Italien war bis vor kurzem für die meisten ein Land, von dem sie träumten, ein Land, in dem die Zitronen wachsen und Leichtigkeit herrscht. Um es einmal ganz klar zu sagen: Italien kann nichts dafür, vom Corona-Virus so stark betroffen zu sein. Auch wenn die Angst vor dieser unsichtbaren Bedrohung verständlich ist, sollten wir doch mit Bedacht und vor allem mit Solidarität handeln.

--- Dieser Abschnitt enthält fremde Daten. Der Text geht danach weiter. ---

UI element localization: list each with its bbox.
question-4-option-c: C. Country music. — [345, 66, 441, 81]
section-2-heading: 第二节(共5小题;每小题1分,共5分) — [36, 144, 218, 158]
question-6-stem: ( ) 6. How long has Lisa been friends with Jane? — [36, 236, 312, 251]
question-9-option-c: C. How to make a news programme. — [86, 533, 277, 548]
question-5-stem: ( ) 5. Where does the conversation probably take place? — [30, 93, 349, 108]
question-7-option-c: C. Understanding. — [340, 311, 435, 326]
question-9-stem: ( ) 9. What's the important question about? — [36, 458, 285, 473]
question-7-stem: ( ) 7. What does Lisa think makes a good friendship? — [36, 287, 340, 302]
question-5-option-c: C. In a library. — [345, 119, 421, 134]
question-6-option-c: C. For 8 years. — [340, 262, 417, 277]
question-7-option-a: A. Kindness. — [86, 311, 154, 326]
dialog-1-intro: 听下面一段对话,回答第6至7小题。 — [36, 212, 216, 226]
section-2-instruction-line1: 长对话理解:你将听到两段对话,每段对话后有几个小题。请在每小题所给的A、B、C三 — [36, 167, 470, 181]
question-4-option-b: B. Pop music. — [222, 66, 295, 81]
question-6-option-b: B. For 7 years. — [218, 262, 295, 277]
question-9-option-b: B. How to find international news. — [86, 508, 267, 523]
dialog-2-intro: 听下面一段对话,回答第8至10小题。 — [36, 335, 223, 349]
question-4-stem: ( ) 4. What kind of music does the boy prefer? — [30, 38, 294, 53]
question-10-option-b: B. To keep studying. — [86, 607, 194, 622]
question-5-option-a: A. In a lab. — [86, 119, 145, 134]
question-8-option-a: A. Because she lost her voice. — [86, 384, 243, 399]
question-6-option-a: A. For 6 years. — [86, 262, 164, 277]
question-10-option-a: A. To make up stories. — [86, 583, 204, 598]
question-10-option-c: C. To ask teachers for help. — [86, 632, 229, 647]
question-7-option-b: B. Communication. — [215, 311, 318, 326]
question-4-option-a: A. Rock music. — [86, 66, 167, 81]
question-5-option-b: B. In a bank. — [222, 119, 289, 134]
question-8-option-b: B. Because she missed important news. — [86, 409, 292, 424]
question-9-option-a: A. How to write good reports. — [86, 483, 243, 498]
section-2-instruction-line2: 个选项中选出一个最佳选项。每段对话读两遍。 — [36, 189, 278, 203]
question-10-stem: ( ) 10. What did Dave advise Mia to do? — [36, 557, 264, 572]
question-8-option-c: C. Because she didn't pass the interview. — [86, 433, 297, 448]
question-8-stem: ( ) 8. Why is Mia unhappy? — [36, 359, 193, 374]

Leider offenbart diese Corona-Krise nicht die beste Seite der Menschen. Die einen hamstern Klopapier und nehmen dafür Prügeleien in Kauf (Australien), die anderen klauen Desinfektionsmittel von Kinderkrebs-Stationen (Deutschland) und die nächsten beleidigen Menschen aus China (leider wohl an vielen Orten).
In den letzten Jahren hat sich der Blick vieler Menschen verstärkt auf sie selbst gerichtet. Nun haben wir die Gelegenheit, auch wieder auf andere zu achten und näher zusammen zu rücken. Nicht im Wortsinn natürlich (der Virus kann nach einer aktuellen Studie aus China eine Distanz von über 4,50 Meter überwinden, also Abstand halten!), sondern in einer ganz neuen oder vielleicht auch einer ganz alten Form.
Mal wieder an alle denken
Wir könnten uns in diesen Krisenzeiten unterstützen. Mit Liebe, Zuspruch und vielleicht auch mit Spenden, wir könnten teilen (Klopapier, Desinfektionsmittel, Liebe), wir könnten aufhören, nur an uns zu denken. Wir müssen Händewaschen, in Ellenbogen niesen, zu Hause bleiben, wenn es uns nicht gut geht oder wenn wir dazu aufgefordert werden. Das nennt man Herdenschutz, denn wir alle können nur in einer Herde überleben.
Vielleicht haben wir mit diesem Virus die Möglichkeit, uns wieder etwas mehr Menschlichkeit zurückzuholen und das Wort Solidarität – dem „Zueinanderstehen“, der Gemeinsamkeit, dem Füreinander – wieder zu (be-)leben.